Gold dropped 11% this week, posting its biggest weekly loss since 1983, and is now down more than 14% since the war began. Anchored from the all-time high of $5,602 — the 0 level on the Fibonacci grid — to the September 2025 origin at $3,120, every major retracement level now reads as a casualty report. The 0.236 at $5,016 fell on Wednesday. The 0.382 at $4,654 fell today. The 0.5 retracement at $4,361 is the next line, followed by the 0.618 at $4,068. Sequential downside targets stand at $4,360 as the prior consolidation zone, then the 200-day EMA near $4,200 — the critical bull/bear dividing line. A sustained break below $4,200 opens a path toward $3,500, the very origin of the entire 2025–2026 rally.
The Paradox That Is Destroying Gold
The irony is stark: gold is being sold during an active Middle East conflict precisely because the oil shock from that conflict is reigniting inflation and forcing the Fed to stay hawkish. Higher oil means higher inflation, higher-for-longer rates — and gold suffers despite the geopolitical backdrop that should theoretically be its greatest ally.
The mechanism played out in real time this week. February PPI came in at +0.7%, well above consensus, pushing the 10-year Treasury yield to 4.2% and the Dollar Index toward 99.9 — both direct and severe headwinds for a non-yielding asset whose entire bull thesis rested on falling real yields and a weakening dollar.

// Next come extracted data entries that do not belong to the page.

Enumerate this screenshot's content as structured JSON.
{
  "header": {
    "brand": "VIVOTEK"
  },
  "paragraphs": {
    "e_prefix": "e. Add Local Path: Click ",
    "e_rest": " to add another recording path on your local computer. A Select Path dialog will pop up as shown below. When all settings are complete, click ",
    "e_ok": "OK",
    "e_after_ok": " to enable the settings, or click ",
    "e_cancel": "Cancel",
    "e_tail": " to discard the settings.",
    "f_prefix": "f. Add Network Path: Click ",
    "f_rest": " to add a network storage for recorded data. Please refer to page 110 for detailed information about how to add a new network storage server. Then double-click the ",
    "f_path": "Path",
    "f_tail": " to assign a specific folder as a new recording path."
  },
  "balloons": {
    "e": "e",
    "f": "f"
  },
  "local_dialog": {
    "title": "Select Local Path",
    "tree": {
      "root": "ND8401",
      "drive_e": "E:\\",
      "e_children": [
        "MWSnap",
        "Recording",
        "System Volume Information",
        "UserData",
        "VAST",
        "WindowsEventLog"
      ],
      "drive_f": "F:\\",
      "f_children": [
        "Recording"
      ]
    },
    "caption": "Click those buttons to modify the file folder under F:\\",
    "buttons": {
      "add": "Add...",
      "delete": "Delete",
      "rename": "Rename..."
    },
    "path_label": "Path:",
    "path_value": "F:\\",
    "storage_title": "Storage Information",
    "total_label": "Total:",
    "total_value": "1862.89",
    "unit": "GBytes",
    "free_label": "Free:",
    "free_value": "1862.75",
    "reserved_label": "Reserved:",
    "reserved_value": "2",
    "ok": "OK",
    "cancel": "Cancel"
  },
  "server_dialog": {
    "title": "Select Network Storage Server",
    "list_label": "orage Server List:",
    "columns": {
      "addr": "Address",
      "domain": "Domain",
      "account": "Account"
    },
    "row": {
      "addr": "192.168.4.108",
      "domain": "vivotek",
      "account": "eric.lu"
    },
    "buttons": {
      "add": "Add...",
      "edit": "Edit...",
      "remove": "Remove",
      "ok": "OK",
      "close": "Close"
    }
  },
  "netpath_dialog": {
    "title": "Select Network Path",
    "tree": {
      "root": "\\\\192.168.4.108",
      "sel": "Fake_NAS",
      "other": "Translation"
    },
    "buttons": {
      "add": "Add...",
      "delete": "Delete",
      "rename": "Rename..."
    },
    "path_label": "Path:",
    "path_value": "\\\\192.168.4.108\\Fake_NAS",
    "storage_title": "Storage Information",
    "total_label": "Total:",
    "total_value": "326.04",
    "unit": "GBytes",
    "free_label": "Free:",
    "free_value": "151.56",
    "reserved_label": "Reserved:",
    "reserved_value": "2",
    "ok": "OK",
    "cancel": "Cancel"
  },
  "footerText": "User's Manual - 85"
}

Brent crude rose 3.3% on Friday alone to settle at $112.19 per barrel, and traders have now canceled nearly all bets that the Federal Reserve could cut rates this year. Some even think the Fed could raise rates in 2026 — a nearly unthinkable scenario before the war began.
"The dollar has been the ultimate safe haven during this conflict," said Daniel Ghali, senior commodity strategist at TD Bank. "That is detrimental to gold since over the last year, gold has been the ultimate safe haven." That role reversal — dollar ascending, gold descending, both driven by the same war — is the defining dynamic of this market and shows no sign of reversing while oil remains above $100.
The Institutional Map vs. the Trading Reality
Gold at $6,000 by year-end remains the target of Wall Street veteran Ed Yardeni, though he warned he is considering lowering his target to $5,000 if gold continues to defy expectations that it should be rising on geopolitical developments, rising inflation, and mounting U.S. government debt. J.P. Morgan's year-end target remains $6,300, BNP Paribas raised its 2026 average forecast by 27% with a peak above $6,250 flagged as probable, and Wells Fargo holds a $6,100–$6,300 range — all set before the Iran conflict added a geopolitical premium on top of the existing structural bull case.
The long-term fundamentals have not changed. The near-term chart has broken badly. As Pepperstone Research Strategist Dilin Wu frames it: "This sharp decline in gold reflects a confluence of factors — large-scale risk asset liquidations, a hawkish shift in Fed expectations, and a stronger dollar." Crucially, he views this as "a pricing logic adjustment rather than a reversal of the long-term trend."
The 0.5 Fibonacci at $4,361 is now the fulcrum. Hold it, and the long-term bull case survives intact. Lose it, and the 0.618 at $4,068 becomes the conversation — and the road back to $6,000 becomes a great deal longer.